Ontiveros was also an employee of the South San Francisco Fire Department but was fired in 2020 and charged with grand theft after allegedly submitting a fraudulent timecard and stealing about $15,000 for work he did not do over a period of four months, according to the complaint. 

The legal team argues in the complaint that AMR either knew or should have known about Ontiveros being fired but chose to hire him anyways and knew about the May accusation of assault and chose to do nothing. According to the complaint, the company’s motivation was “profit over safety” with lawyers arguing Ontiveros was kept on staff because AMR has struggled to hire and retain employees.  

“Through their acts and omissions, AMR defendants allowed a sexual predator to roam free and prey on the elderly,” read the complaint. “AMR’s decision to keep Ontiveros in service and riding in the back of ambulances as a paramedic was the result of corporate greed. AMR just wanted warm bodies to staff its ambulances and did not care whether it was employing a sexual predator like Ontiveros.” 

Ontiveros isn’t the only AMR employee to be accused of sexual crimes, according to the complaint. A Portland-area paramedic, Lannie Haszard, pleaded guilty to abusing eight women according to Jane Doe’s lawyers and the website of Kafoury & McDougal, the legal team who represented one of Haszard’s victims. A total of 35 have accused him of assault. 

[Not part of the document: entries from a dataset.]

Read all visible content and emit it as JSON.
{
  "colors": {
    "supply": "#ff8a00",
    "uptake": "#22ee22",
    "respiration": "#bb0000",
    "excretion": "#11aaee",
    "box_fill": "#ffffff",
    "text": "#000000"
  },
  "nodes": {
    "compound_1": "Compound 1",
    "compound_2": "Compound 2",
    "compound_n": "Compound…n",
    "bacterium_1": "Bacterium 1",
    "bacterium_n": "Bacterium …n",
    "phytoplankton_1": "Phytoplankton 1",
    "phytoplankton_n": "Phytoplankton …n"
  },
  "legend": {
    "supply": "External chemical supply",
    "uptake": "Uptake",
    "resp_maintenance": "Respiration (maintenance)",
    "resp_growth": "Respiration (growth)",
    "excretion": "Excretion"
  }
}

Another AMR paramedic is on bail and faces criminal charges after being accused of molesting a teenage girl in Riverside County in or around March of 2022, according to the filing. 

And in 2020, AMR employees in New Haven, Connecticut, filed a lawsuit in federal court against the company alleging it has a culture of enabling sexual harassment, according to the complaint. AMR responded to that lawsuit by stating it completes background checks on all employees, offers paths for investigating and reporting complaints and will terminate employees when necessary, the complaint added. 

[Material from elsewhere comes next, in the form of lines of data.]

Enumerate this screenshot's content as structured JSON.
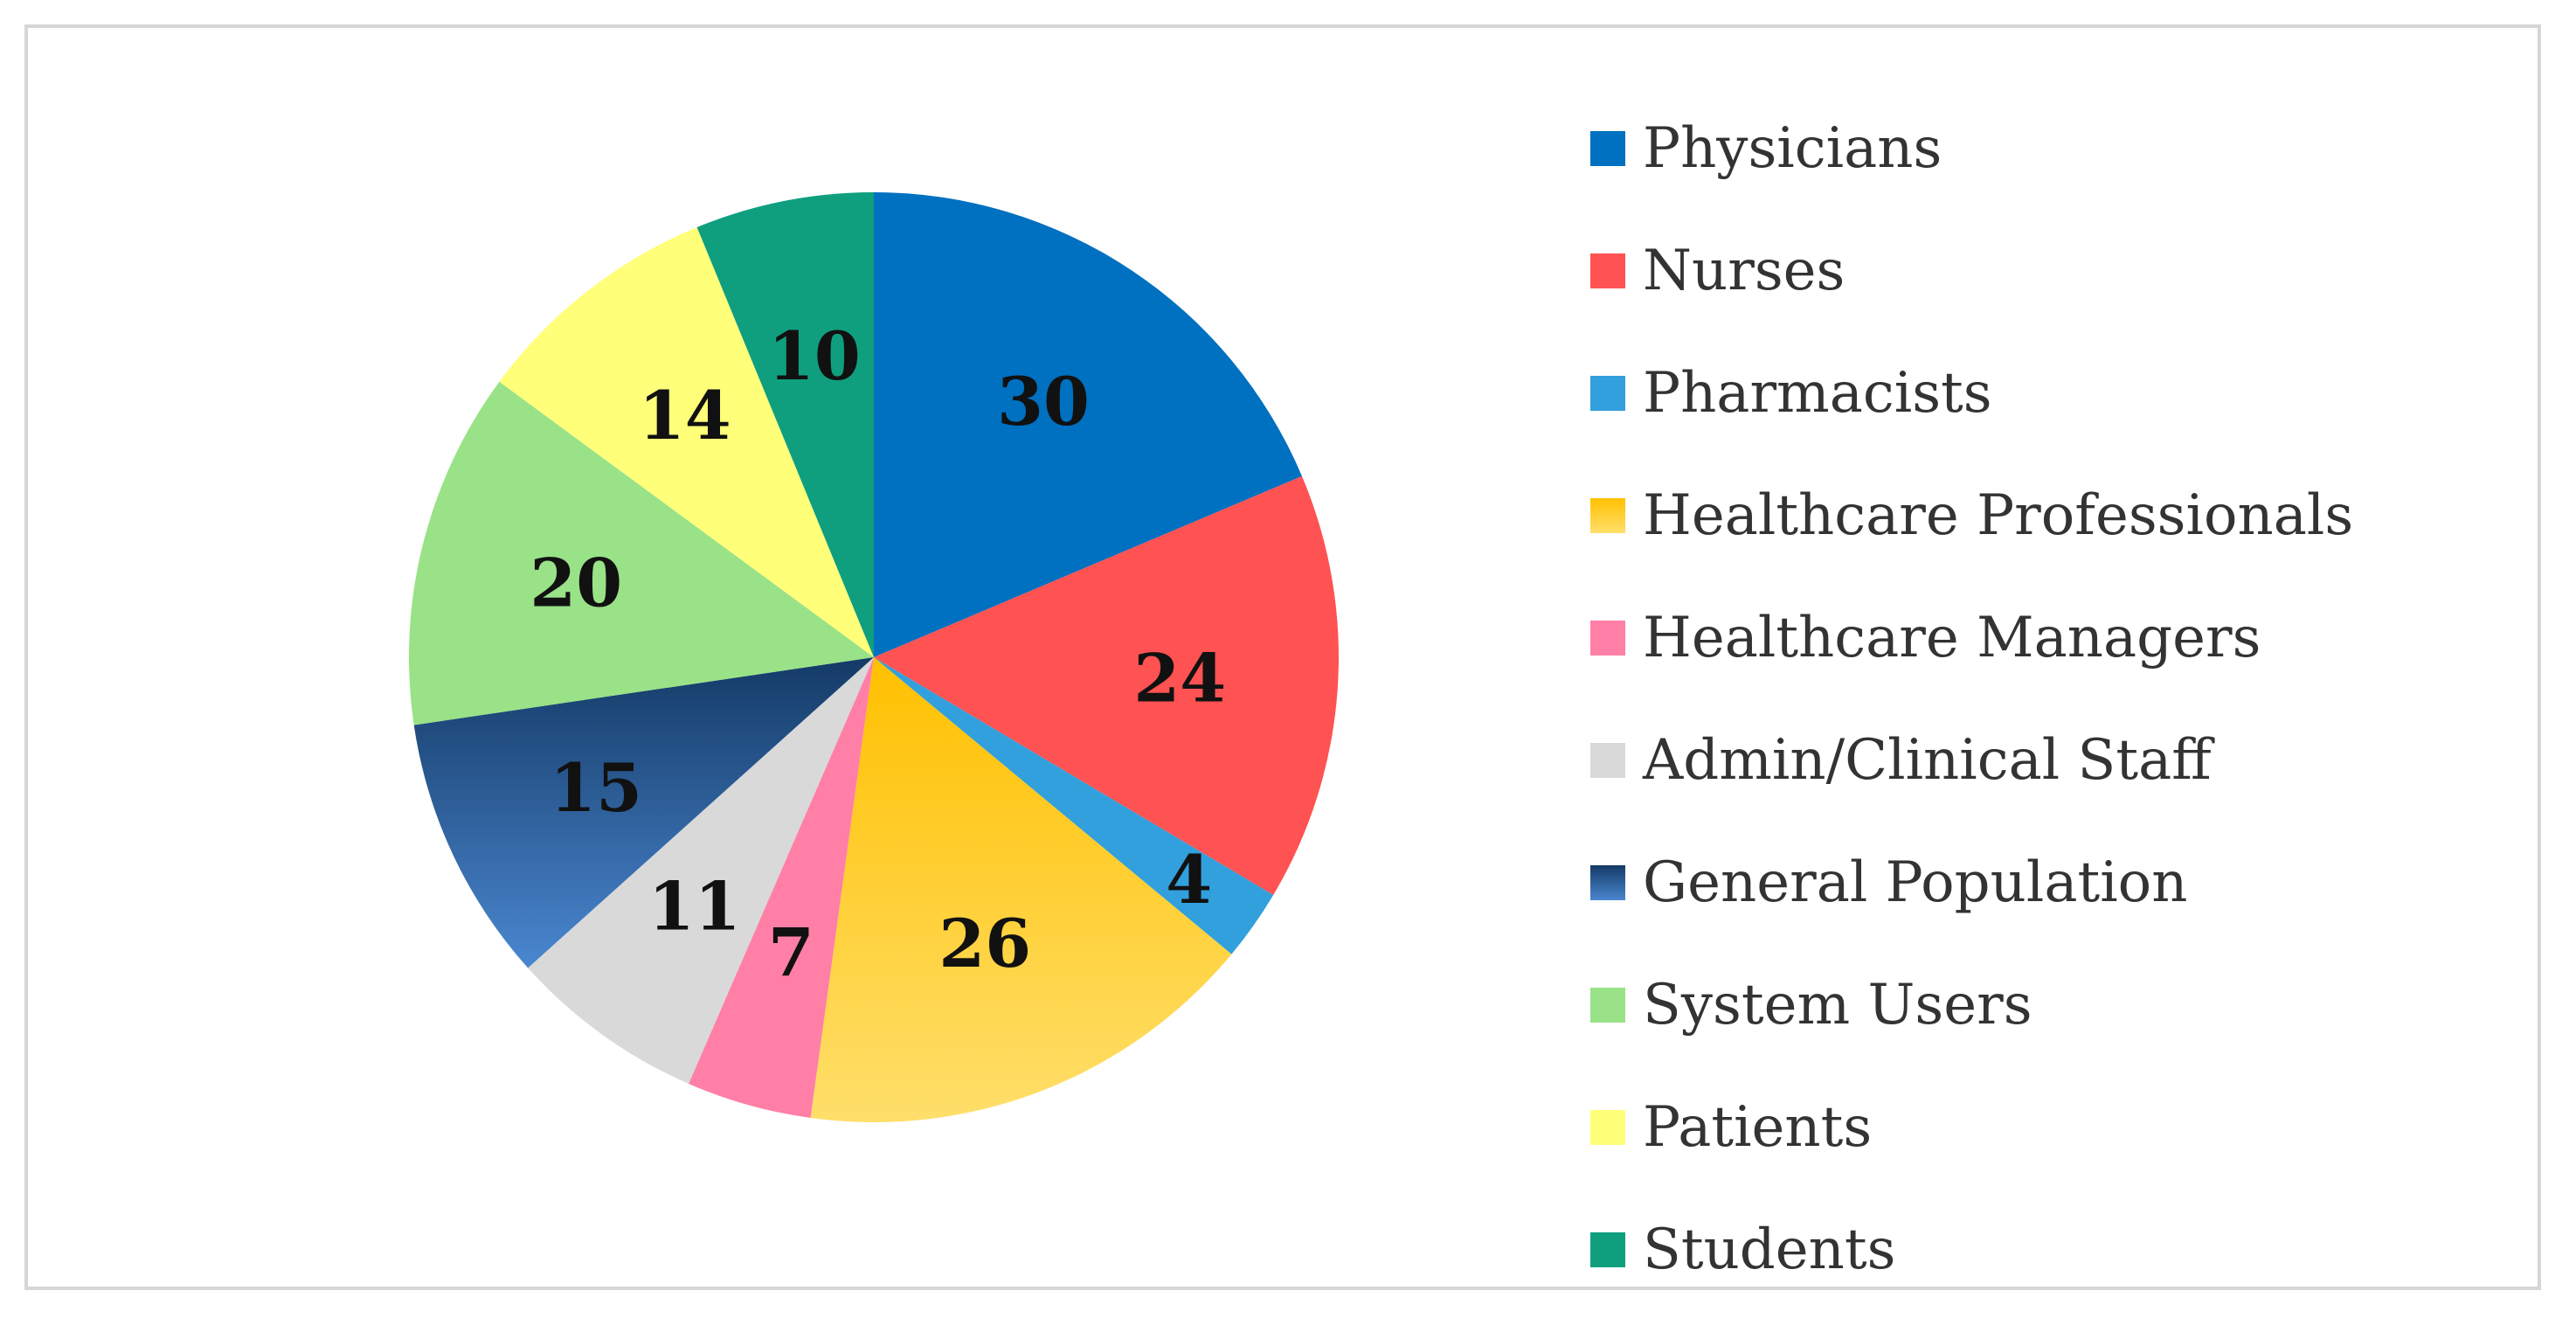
{
  "chart_data": {
    "type": "pie",
    "categories": [
      "Physicians",
      "Nurses",
      "Pharmacists",
      "Healthcare Professionals",
      "Healthcare Managers",
      "Admin/Clinical Staff",
      "General Population",
      "System Users",
      "Patients",
      "Students"
    ],
    "values": [
      30,
      24,
      4,
      26,
      7,
      11,
      15,
      20,
      14,
      10
    ],
    "colors": [
      "#0070c0",
      "#ff5252",
      "#31a0dc",
      "#ffcc33",
      "#ff7fa7",
      "#d9d9d9",
      "#2f5f9e",
      "#99e287",
      "#ffff7a",
      "#0f9f7f"
    ],
    "title": "",
    "legend_position": "right"
  }
}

“Ontiveros’ actions are not an isolated instance of an AMR employee sexually assaulting a patient using their services. AMR defendants have enabled predators like Ontiveros to prey on the patients using their emergency services,” read the complaint. “It is apparent that there is a pattern of negligent hiring, supervision and lack of oversight in operation at AMR.” 

Jane Doe’s legal team are now seeking compensation for their client from AMR including past, current and future special damages, noneconomic damages, statutory and punitive damages and lawyer fees. The complaint also asserts discovery will uncover more defendants not listed in the lawsuit and potentially more victims.   

Murphy called the facts of the case “horrific” and said Jane Doe and her family were heartbroken after learning she possibly wasn’t Ontiveros’ first victim. And the alleged incident has had a major impact on the life of Jane Doe, who has feared contracting a sexually transmitted disease and has refused being transported in an ambulance after a fall this April. 

“Ontiveros is a sexual predator who never should have been allowed in an ambulance with an elderly woman,” Murphy said in a press release. “We are pursuing this case against Ontiveros’ employer, AMR, because they are accountable for placing a sexual predator in the ambulance and put profits ahead of safety. So many red flags were not acted upon in this case.”